The next rules are strictly ordered:

  p1

We remove them from the problem.  Then no dependency pair remains.

-- Reduction pair.

Consider the dependency pair problem (P, R), where P consists of

p1: remove#(x,.(y,z)) -> remove#(x,z)

and R consists of:

r1: purge(nil()) -> nil()
r2: purge(.(x,y)) -> .(x,purge(remove(x,y)))
r3: remove(x,nil()) -> nil()
r4: remove(x,.(y,z)) -> if(=(x,y),remove(x,z),.(y,remove(x,z)))

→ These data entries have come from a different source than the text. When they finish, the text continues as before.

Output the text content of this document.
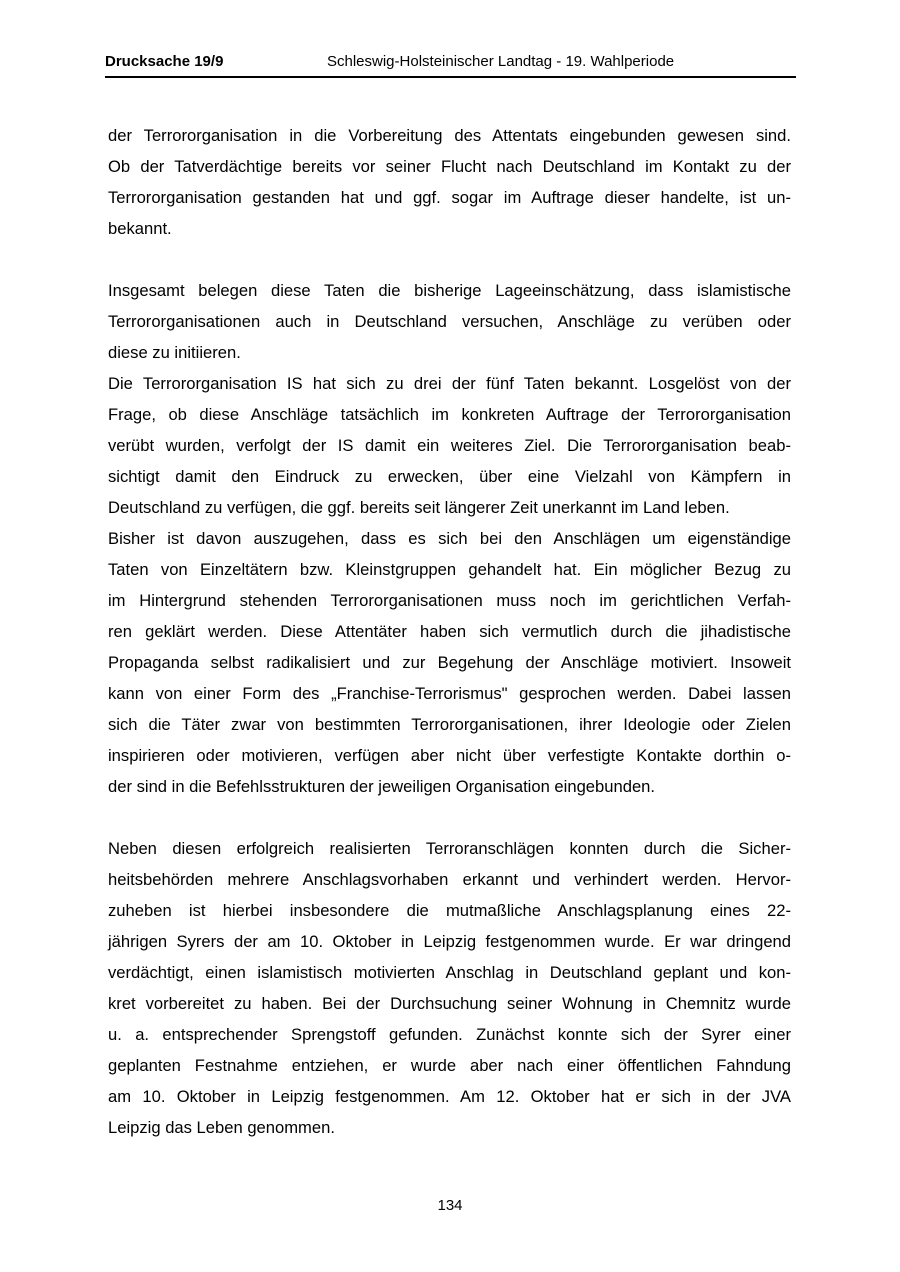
Drucksache 19/9	Schleswig-Holsteinischer Landtag - 19. Wahlperiode
der Terrororganisation in die Vorbereitung des Attentats eingebunden gewesen sind.
Ob der Tatverdächtige bereits vor seiner Flucht nach Deutschland im Kontakt zu der
Terrororganisation gestanden hat und ggf. sogar im Auftrage dieser handelte, ist un-
bekannt.
Insgesamt belegen diese Taten die bisherige Lageeinschätzung, dass islamistische
Terrororganisationen auch in Deutschland versuchen, Anschläge zu verüben oder
diese zu initiieren.
Die Terrororganisation IS hat sich zu drei der fünf Taten bekannt. Losgelöst von der
Frage, ob diese Anschläge tatsächlich im konkreten Auftrage der Terrororganisation
verübt wurden, verfolgt der IS damit ein weiteres Ziel. Die Terrororganisation beab-
sichtigt damit den Eindruck zu erwecken, über eine Vielzahl von Kämpfern in
Deutschland zu verfügen, die ggf. bereits seit längerer Zeit unerkannt im Land leben.
Bisher ist davon auszugehen, dass es sich bei den Anschlägen um eigenständige
Taten von Einzeltätern bzw. Kleinstgruppen gehandelt hat. Ein möglicher Bezug zu
im Hintergrund stehenden Terrororganisationen muss noch im gerichtlichen Verfah-
ren geklärt werden. Diese Attentäter haben sich vermutlich durch die jihadistische
Propaganda selbst radikalisiert und zur Begehung der Anschläge motiviert. Insoweit
kann von einer Form des „Franchise-Terrorismus" gesprochen werden. Dabei lassen
sich die Täter zwar von bestimmten Terrororganisationen, ihrer Ideologie oder Zielen
inspirieren oder motivieren, verfügen aber nicht über verfestigte Kontakte dorthin o-
der sind in die Befehlsstrukturen der jeweiligen Organisation eingebunden.
Neben diesen erfolgreich realisierten Terroranschlägen konnten durch die Sicher-
heitsbehörden mehrere Anschlagsvorhaben erkannt und verhindert werden. Hervor-
zuheben ist hierbei insbesondere die mutmaßliche Anschlagsplanung eines 22-
jährigen Syrers der am 10. Oktober in Leipzig festgenommen wurde. Er war dringend
verdächtigt, einen islamistisch motivierten Anschlag in Deutschland geplant und kon-
kret vorbereitet zu haben. Bei der Durchsuchung seiner Wohnung in Chemnitz wurde
u. a. entsprechender Sprengstoff gefunden. Zunächst konnte sich der Syrer einer
geplanten Festnahme entziehen, er wurde aber nach einer öffentlichen Fahndung
am 10. Oktober in Leipzig festgenommen. Am 12. Oktober hat er sich in der JVA
Leipzig das Leben genommen.
134
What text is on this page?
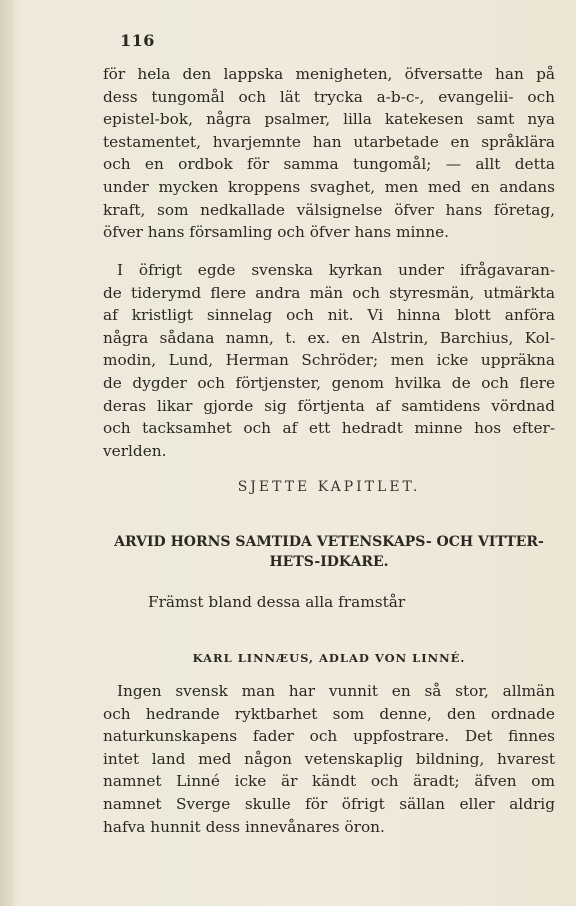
116

för hela den lappska menigheten, öfversatte han på
dess tungomål och lät trycka a-b-c-, evangelii- och
epistel-bok, några psalmer, lilla katekesen samt nya
testamentet, hvarjemnte han utarbetade en språklära
och en ordbok för samma tungomål; — allt detta
under mycken kroppens svaghet, men med en andans
kraft, som nedkallade välsignelse öfver hans företag,
öfver hans församling och öfver hans minne.

I öfrigt egde svenska kyrkan under ifrågavaran-
de tiderymd flere andra män och styresmän, utmärkta
af kristligt sinnelag och nit. Vi hinna blott anföra
några sådana namn, t. ex. en Alstrin, Barchius, Kol-
modin, Lund, Herman Schröder; men icke uppräkna
de dygder och förtjenster, genom hvilka de och flere
deras likar gjorde sig förtjenta af samtidens vördnad
och tacksamhet och af ett hedradt minne hos efter-
verlden.

SJETTE KAPITLET.
ARVID HORNS SAMTIDA VETENSKAPS- OCH VITTER-
HETS-IDKARE.
Främst bland dessa alla framstår
KARL LINNÆUS, ADLAD VON LINNÉ.

Ingen svensk man har vunnit en så stor, allmän
och hedrande ryktbarhet som denne, den ordnade
naturkunskapens fader och uppfostrare. Det finnes
intet land med någon vetenskaplig bildning, hvarest
namnet Linné icke är kändt och äradt; äfven om
namnet Sverge skulle för öfrigt sällan eller aldrig
hafva hunnit dess innevånares öron.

The set of usable rules consists of

  (no rules)

Take the reduction pair:

  lexicographic combination of reduction pairs:
  
    1. lexicographic path order with precedence:
    
      precedence:
      
        . > remove#
      
      argument filter:
    
        pi(remove#) = [2]
        pi(.) = [1, 2]
    
    2. lexicographic path order with precedence:
    
      precedence:
      
        . > remove#
      
      argument filter:
    
        pi(remove#) = [2]
        pi(.) = [1, 2]
    
    3. lexicographic path order with precedence:
    
      precedence:
      
        . > remove#
      
      argument filter:
    
        pi(remove#) = [2]
        pi(.) = [1, 2]
    

The next rules are strictly ordered:

  p1

We remove them from the problem.  Then no dependency pair remains.